Medical staff treating COVID patients at Jerusalem’s Shaare Zedek hospitalEmil Salman
Two other viruses from the coronavirus family are much more dangerous and lethal – SARS-CoV, which erupted in China in 2002 and caused 8,000 infections and 750 fatalities, and the MERS-CoV, which first erupted in 2012 and still infects 20-50 people a year, with a 35-percent fatality rate!
“Before the current coronavirus – SARS-CoV-2 – we never examined the effect or effectiveness of a vaccine against any coronavirus. No vaccine was ever developed against the mild strains, and the two lethal strains appeared for just a short time and are must less contagious. This is the first time that we are contending with an aggressive and widespread worldwide pandemic from a coronavirus. Our frustration may derive from our lack of understanding and experience versus viruses from the coronavirus family – we end up comparing them to other viruses which we are more familiar with, but which belong to other families. It’s possible that, unlike with other viruses, with the coronavirus it is harder to establish ongoing immunity,” Gershoni says. “Nevertheless, we should be very grateful for the protection the vaccine provides from serious illness, hospitalization and life-threatening illness.”
Seasonal illness
The question remains: What can change in the vaccination process at this stage, and will adapting the vaccine to the most common variant really change the picture?
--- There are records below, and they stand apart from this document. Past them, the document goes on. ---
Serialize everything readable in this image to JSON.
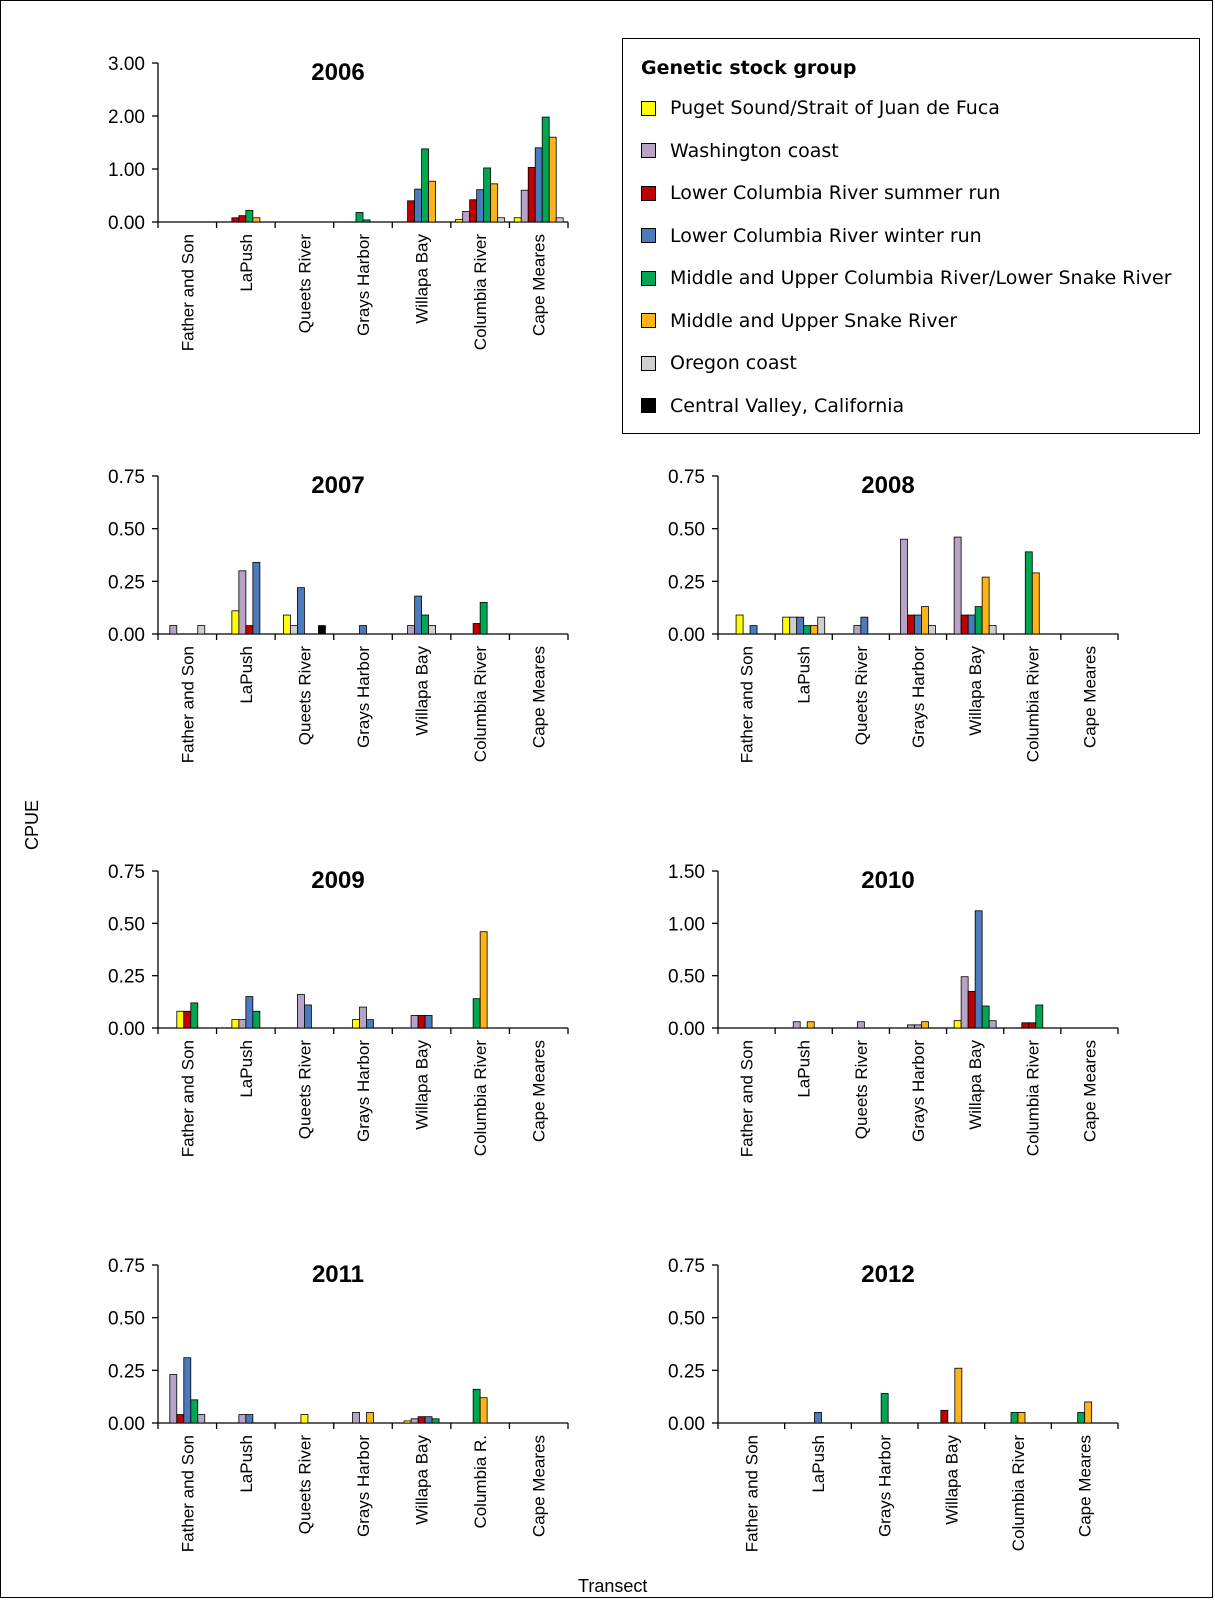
{
  "colors": {
    "puget": "#ffff00",
    "washington": "#b7a3c6",
    "lcr_summer": "#c00000",
    "lcr_winter": "#4a7bbd",
    "mucr": "#00a651",
    "snake": "#ffb31a",
    "oregon": "#cfcfcf",
    "central_valley": "#000000"
  },
  "legend": {
    "title": "Genetic stock group",
    "items": [
      {
        "label": "Puget Sound/Strait of Juan de Fuca",
        "color": "#ffff00"
      },
      {
        "label": "Washington coast",
        "color": "#b7a3c6"
      },
      {
        "label": "Lower Columbia River summer run",
        "color": "#c00000"
      },
      {
        "label": "Lower Columbia River winter run",
        "color": "#4a7bbd"
      },
      {
        "label": "Middle and Upper Columbia River/Lower Snake River",
        "color": "#00a651"
      },
      {
        "label": "Middle and Upper Snake River",
        "color": "#ffb31a"
      },
      {
        "label": "Oregon coast",
        "color": "#cfcfcf"
      },
      {
        "label": "Central Valley, California",
        "color": "#000000"
      }
    ]
  },
  "axes": {
    "ylabel": "CPUE",
    "xlabel": "Transect"
  },
  "chart_data": [
    {
      "type": "bar",
      "title": "2006",
      "categories": [
        "Father and Son",
        "LaPush",
        "Queets River",
        "Grays Harbor",
        "Willapa Bay",
        "Columbia River",
        "Cape Meares"
      ],
      "ylim": [
        0,
        3
      ],
      "yticks": [
        "0.00",
        "1.00",
        "2.00",
        "3.00"
      ],
      "groups": [
        [],
        [
          [
            "lcr_summer",
            0.08
          ],
          [
            "lcr_summer",
            0.12
          ],
          [
            "mucr",
            0.22
          ],
          [
            "snake",
            0.08
          ]
        ],
        [],
        [
          [
            "mucr",
            0.18
          ],
          [
            "mucr",
            0.04
          ]
        ],
        [
          [
            "lcr_summer",
            0.4
          ],
          [
            "lcr_winter",
            0.62
          ],
          [
            "mucr",
            1.38
          ],
          [
            "snake",
            0.77
          ]
        ],
        [
          [
            "puget",
            0.05
          ],
          [
            "washington",
            0.2
          ],
          [
            "lcr_summer",
            0.42
          ],
          [
            "lcr_winter",
            0.61
          ],
          [
            "mucr",
            1.02
          ],
          [
            "snake",
            0.72
          ],
          [
            "oregon",
            0.08
          ]
        ],
        [
          [
            "puget",
            0.08
          ],
          [
            "washington",
            0.6
          ],
          [
            "lcr_summer",
            1.03
          ],
          [
            "lcr_winter",
            1.4
          ],
          [
            "mucr",
            1.98
          ],
          [
            "snake",
            1.6
          ],
          [
            "oregon",
            0.08
          ]
        ]
      ]
    },
    {
      "type": "bar",
      "title": "2007",
      "categories": [
        "Father and Son",
        "LaPush",
        "Queets River",
        "Grays Harbor",
        "Willapa Bay",
        "Columbia River",
        "Cape Meares"
      ],
      "ylim": [
        0,
        0.75
      ],
      "yticks": [
        "0.00",
        "0.25",
        "0.50",
        "0.75"
      ],
      "groups": [
        [
          [
            "washington",
            0.04
          ],
          [
            null,
            0
          ],
          [
            null,
            0
          ],
          [
            null,
            0
          ],
          [
            "oregon",
            0.04
          ]
        ],
        [
          [
            "puget",
            0.11
          ],
          [
            "washington",
            0.3
          ],
          [
            "lcr_summer",
            0.04
          ],
          [
            "lcr_winter",
            0.34
          ]
        ],
        [
          [
            "puget",
            0.09
          ],
          [
            "oregon",
            0.04
          ],
          [
            "lcr_winter",
            0.22
          ],
          [
            null,
            0
          ],
          [
            null,
            0
          ],
          [
            "central_valley",
            0.04
          ]
        ],
        [
          [
            "lcr_winter",
            0.04
          ]
        ],
        [
          [
            "washington",
            0.04
          ],
          [
            "lcr_winter",
            0.18
          ],
          [
            "mucr",
            0.09
          ],
          [
            "oregon",
            0.04
          ]
        ],
        [
          [
            "lcr_summer",
            0.05
          ],
          [
            "mucr",
            0.15
          ]
        ],
        []
      ]
    },
    {
      "type": "bar",
      "title": "2008",
      "categories": [
        "Father and Son",
        "LaPush",
        "Queets River",
        "Grays Harbor",
        "Willapa Bay",
        "Columbia River",
        "Cape Meares"
      ],
      "ylim": [
        0,
        0.75
      ],
      "yticks": [
        "0.00",
        "0.25",
        "0.50",
        "0.75"
      ],
      "groups": [
        [
          [
            "puget",
            0.09
          ],
          [
            null,
            0
          ],
          [
            "lcr_winter",
            0.04
          ]
        ],
        [
          [
            "puget",
            0.08
          ],
          [
            "oregon",
            0.08
          ],
          [
            "lcr_winter",
            0.08
          ],
          [
            "mucr",
            0.04
          ],
          [
            "snake",
            0.04
          ],
          [
            "oregon",
            0.08
          ]
        ],
        [
          [
            "washington",
            0.04
          ],
          [
            "lcr_winter",
            0.08
          ]
        ],
        [
          [
            "washington",
            0.45
          ],
          [
            "lcr_summer",
            0.09
          ],
          [
            "lcr_winter",
            0.09
          ],
          [
            "snake",
            0.13
          ],
          [
            "oregon",
            0.04
          ]
        ],
        [
          [
            "washington",
            0.46
          ],
          [
            "lcr_summer",
            0.09
          ],
          [
            "lcr_winter",
            0.09
          ],
          [
            "mucr",
            0.13
          ],
          [
            "snake",
            0.27
          ],
          [
            "oregon",
            0.04
          ]
        ],
        [
          [
            "mucr",
            0.39
          ],
          [
            "snake",
            0.29
          ]
        ],
        []
      ]
    },
    {
      "type": "bar",
      "title": "2009",
      "categories": [
        "Father and Son",
        "LaPush",
        "Queets River",
        "Grays Harbor",
        "Willapa Bay",
        "Columbia River",
        "Cape Meares"
      ],
      "ylim": [
        0,
        0.75
      ],
      "yticks": [
        "0.00",
        "0.25",
        "0.50",
        "0.75"
      ],
      "groups": [
        [
          [
            "puget",
            0.08
          ],
          [
            "lcr_summer",
            0.08
          ],
          [
            "mucr",
            0.12
          ]
        ],
        [
          [
            "puget",
            0.04
          ],
          [
            "washington",
            0.04
          ],
          [
            "lcr_winter",
            0.15
          ],
          [
            "mucr",
            0.08
          ]
        ],
        [
          [
            "washington",
            0.16
          ],
          [
            "lcr_winter",
            0.11
          ]
        ],
        [
          [
            "puget",
            0.04
          ],
          [
            "washington",
            0.1
          ],
          [
            "lcr_winter",
            0.04
          ]
        ],
        [
          [
            "washington",
            0.06
          ],
          [
            "lcr_summer",
            0.06
          ],
          [
            "lcr_winter",
            0.06
          ]
        ],
        [
          [
            "mucr",
            0.14
          ],
          [
            "snake",
            0.46
          ]
        ],
        []
      ]
    },
    {
      "type": "bar",
      "title": "2010",
      "categories": [
        "Father and Son",
        "LaPush",
        "Queets River",
        "Grays Harbor",
        "Willapa Bay",
        "Columbia River",
        "Cape Meares"
      ],
      "ylim": [
        0,
        1.5
      ],
      "yticks": [
        "0.00",
        "0.50",
        "1.00",
        "1.50"
      ],
      "groups": [
        [],
        [
          [
            "washington",
            0.06
          ],
          [
            null,
            0
          ],
          [
            "snake",
            0.06
          ]
        ],
        [
          [
            "washington",
            0.06
          ]
        ],
        [
          [
            "washington",
            0.03
          ],
          [
            "washington",
            0.03
          ],
          [
            "snake",
            0.06
          ]
        ],
        [
          [
            "puget",
            0.07
          ],
          [
            "washington",
            0.49
          ],
          [
            "lcr_summer",
            0.35
          ],
          [
            "lcr_winter",
            1.12
          ],
          [
            "mucr",
            0.21
          ],
          [
            "washington",
            0.07
          ]
        ],
        [
          [
            "lcr_summer",
            0.05
          ],
          [
            "lcr_summer",
            0.05
          ],
          [
            "mucr",
            0.22
          ]
        ],
        []
      ]
    },
    {
      "type": "bar",
      "title": "2011",
      "categories": [
        "Father and Son",
        "LaPush",
        "Queets River",
        "Grays Harbor",
        "Willapa Bay",
        "Columbia R.",
        "Cape Meares"
      ],
      "ylim": [
        0,
        0.75
      ],
      "yticks": [
        "0.00",
        "0.25",
        "0.50",
        "0.75"
      ],
      "groups": [
        [
          [
            "washington",
            0.23
          ],
          [
            "lcr_summer",
            0.04
          ],
          [
            "lcr_winter",
            0.31
          ],
          [
            "mucr",
            0.11
          ],
          [
            "washington",
            0.04
          ]
        ],
        [
          [
            "washington",
            0.04
          ],
          [
            "lcr_winter",
            0.04
          ]
        ],
        [
          [
            "puget",
            0.04
          ]
        ],
        [
          [
            "washington",
            0.05
          ],
          [
            null,
            0
          ],
          [
            "snake",
            0.05
          ]
        ],
        [
          [
            "puget",
            0.01
          ],
          [
            "washington",
            0.02
          ],
          [
            "lcr_summer",
            0.03
          ],
          [
            "lcr_winter",
            0.03
          ],
          [
            "mucr",
            0.02
          ]
        ],
        [
          [
            "mucr",
            0.16
          ],
          [
            "snake",
            0.12
          ]
        ],
        []
      ]
    },
    {
      "type": "bar",
      "title": "2012",
      "categories": [
        "Father and Son",
        "LaPush",
        "Grays Harbor",
        "Willapa Bay",
        "Columbia River",
        "Cape Meares"
      ],
      "ylim": [
        0,
        0.75
      ],
      "yticks": [
        "0.00",
        "0.25",
        "0.50",
        "0.75"
      ],
      "groups": [
        [],
        [
          [
            "lcr_winter",
            0.05
          ]
        ],
        [
          [
            "mucr",
            0.14
          ]
        ],
        [
          [
            "lcr_summer",
            0.06
          ],
          [
            null,
            0
          ],
          [
            "snake",
            0.26
          ]
        ],
        [
          [
            "mucr",
            0.05
          ],
          [
            "snake",
            0.05
          ]
        ],
        [
          [
            "mucr",
            0.05
          ],
          [
            "snake",
            0.1
          ]
        ]
      ]
    }
  ]
}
“With the flu, you get a new vaccine each time that is adapted to specific strains. Right now, COVID is not behaving in a seasonal way and we don’t know where the next strain will come from,” says Professor Tomer Hertz of Ben-Gurion University’s Department of Microbiology, Immunology and Genetics.
The emergency room at Wolfson Medical Center, Holon, on Monday.Hadas Parush
Updating the vaccine to adapt it to the omicron variant might seem obvious, but therein lies a trap, too. “The thought that you’ll develop immunity to a certain strain is problematic, because then another strain will appear. If you would have developed a vaccine adapted to the delta strain it would have been further from omicron. Antigenically, delta and omicron appear to be far apart. You can always only develop vaccines for what you know. Updating the vaccine also has an immunological effect. You’re trying to shift the antibodies in a certain direction that better fits the strain you’re immunizing against. The problem, of course, is that we don’t necessarily know where we’re headed,” he says.
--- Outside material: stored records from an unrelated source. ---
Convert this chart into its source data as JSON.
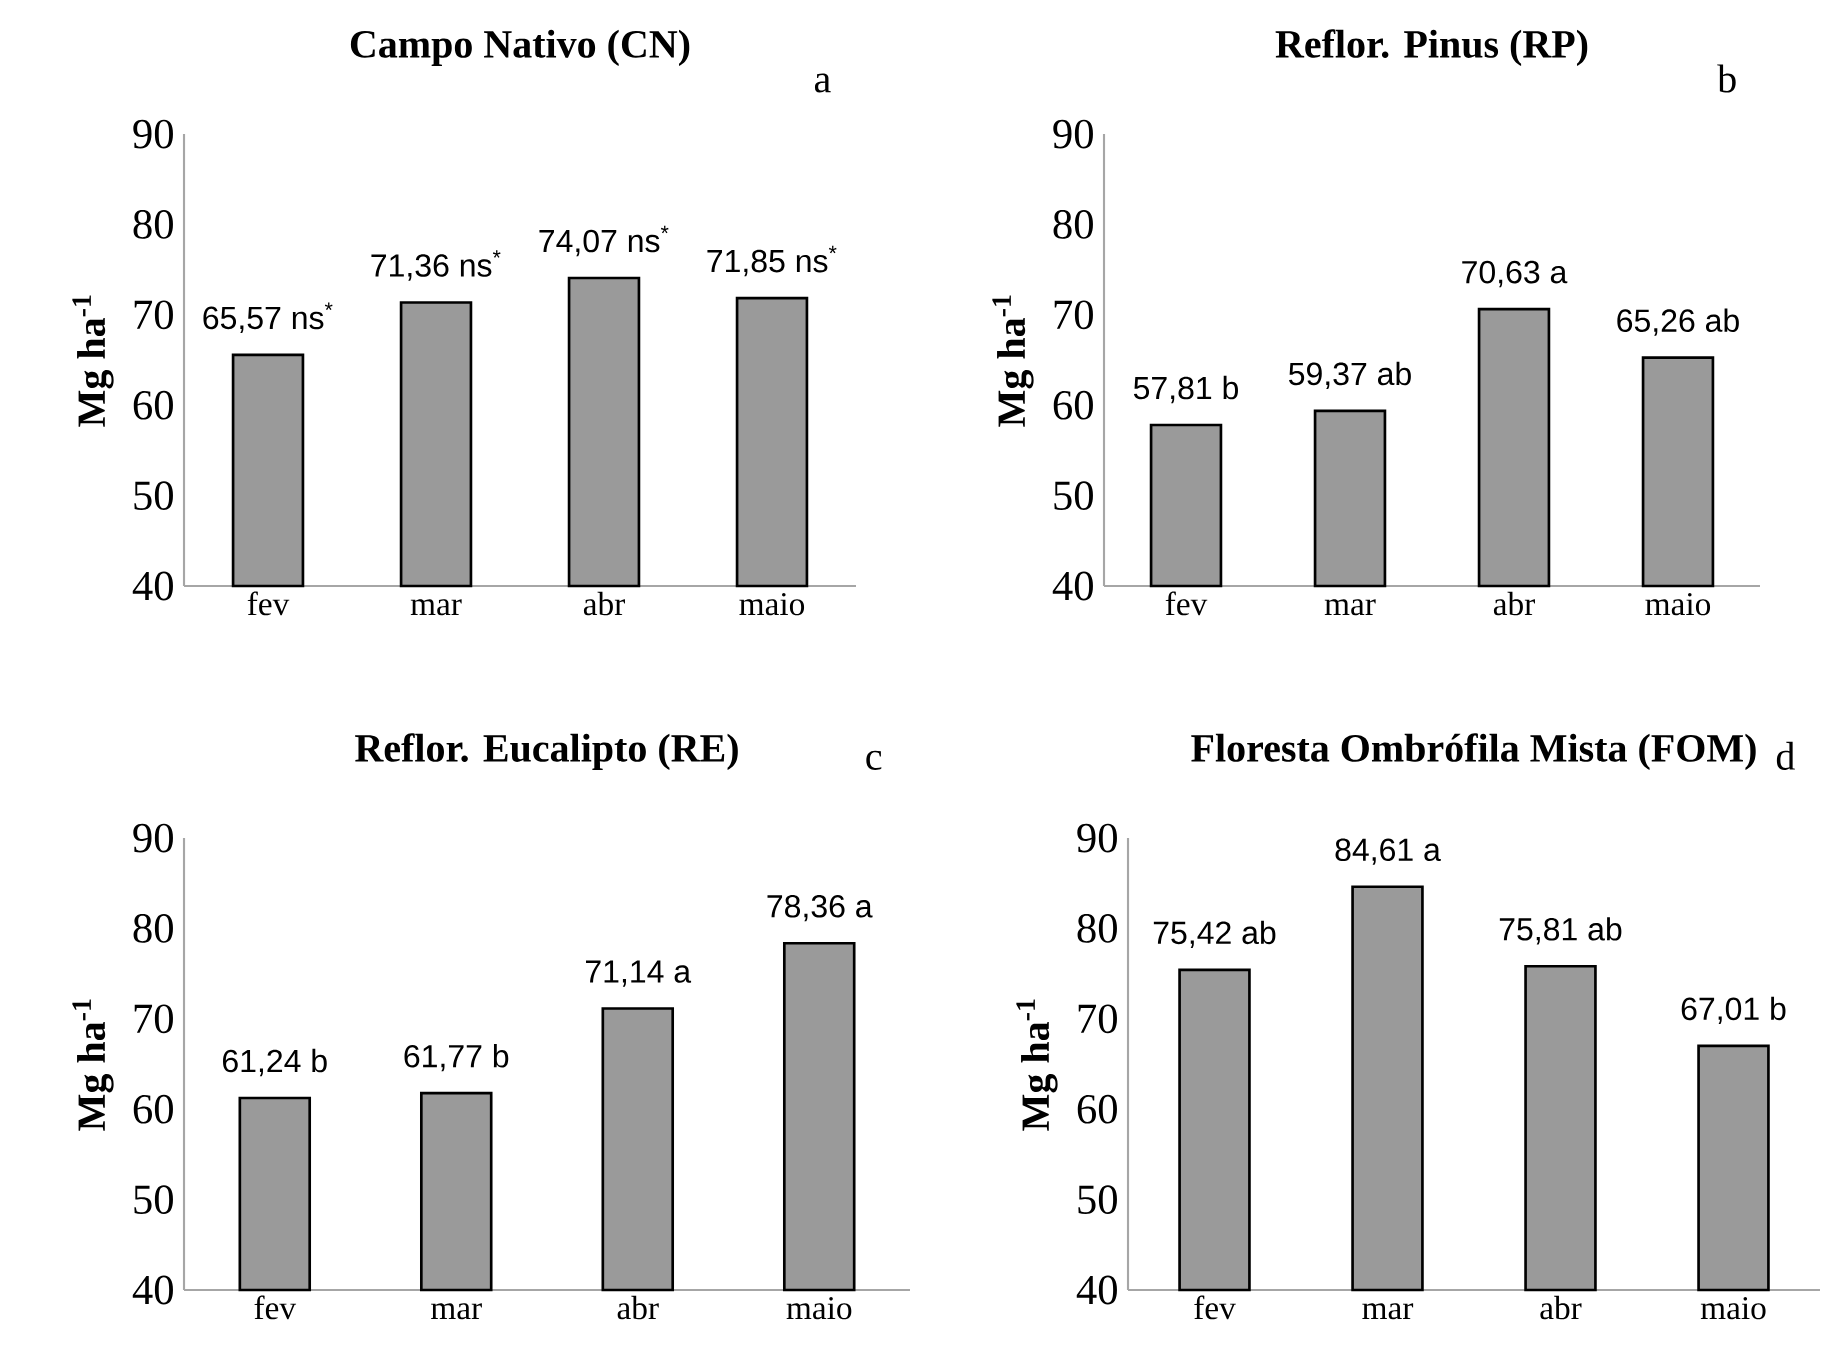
{
  "chart_data": [
    {
      "type": "bar",
      "title": "Campo Nativo (CN)",
      "ylabel": "Mg ha$^{-1}$",
      "categories": [
        "fev",
        "mar",
        "abr",
        "maio"
      ],
      "values": [
        65.57,
        71.36,
        74.07,
        71.85
      ],
      "value_labels": [
        "65,57 ns$^{*}$",
        "71,36 ns$^{*}$",
        "74,07 ns$^{*}$",
        "71,85 ns$^{*}$"
      ],
      "color": "#9a9a9a",
      "ylim": [
        40,
        90
      ],
      "yticks": [
        40,
        50,
        60,
        70,
        80,
        90
      ],
      "annotations": [
        "a"
      ]
    },
    {
      "type": "bar",
      "title": "Reflor. Pinus (RP)",
      "ylabel": "Mg ha$^{-1}$",
      "categories": [
        "fev",
        "mar",
        "abr",
        "maio"
      ],
      "values": [
        57.81,
        59.37,
        70.63,
        65.26
      ],
      "value_labels": [
        "57,81 b",
        "59,37 ab",
        "70,63 a",
        "65,26 ab"
      ],
      "color": "#9a9a9a",
      "ylim": [
        40,
        90
      ],
      "yticks": [
        40,
        50,
        60,
        70,
        80,
        90
      ],
      "annotations": [
        "b"
      ]
    },
    {
      "type": "bar",
      "title": "Reflor. Eucalipto (RE)",
      "ylabel": "Mg ha$^{-1}$",
      "categories": [
        "fev",
        "mar",
        "abr",
        "maio"
      ],
      "values": [
        61.24,
        61.77,
        71.14,
        78.36
      ],
      "value_labels": [
        "61,24 b",
        "61,77 b",
        "71,14 a",
        "78,36 a"
      ],
      "color": "#9a9a9a",
      "ylim": [
        40,
        90
      ],
      "yticks": [
        40,
        50,
        60,
        70,
        80,
        90
      ],
      "annotations": [
        "c"
      ]
    },
    {
      "type": "bar",
      "title": "Floresta Ombrófila Mista (FOM)",
      "ylabel": "Mg ha$^{-1}$",
      "categories": [
        "fev",
        "mar",
        "abr",
        "maio"
      ],
      "values": [
        75.42,
        84.61,
        75.81,
        67.01
      ],
      "value_labels": [
        "75,42 ab",
        "84,61 a",
        "75,81 ab",
        "67,01 b"
      ],
      "color": "#9a9a9a",
      "ylim": [
        40,
        90
      ],
      "yticks": [
        40,
        50,
        60,
        70,
        80,
        90
      ],
      "annotations": [
        "d"
      ]
    }
  ]
}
“I think that ultimately, from what we know from history about other viruses, we’ll reach a point when the virus becomes seasonal. That is what happens. But how long will it take? That’s a lot harder to say, and it also has to do with how immunized the world as a whole is,” Hertz says.
Kobiler also thinks that COVID will become seasonal, but that frequent inoculation is not the way forward. “I am very opposed to the idea of giving more and more vaccines. I think it should be possible to get vaccinated every year along with the flu vaccine as winter approaches because I think it will become increasingly seasonal and then we’ll need to be vaccinated each year. I don’t think that vaccination every four months is the way to deal with the pandemic,” he says.
Dr. Dorit Nitzan, the WHO Emergency Director for the European Region, says “Of course, it’s best to be immunized with an effective vaccine when you encounter the virus, and it would be wonderful if we reached herd immunity. But we are far from that happening. You have to remember that the virus is also in the animal world too. All of humanity has to have immunity for the virus to change and become a very weakened virus. Right now, the majority of humanity has yet to encounter the virus or the vaccine.”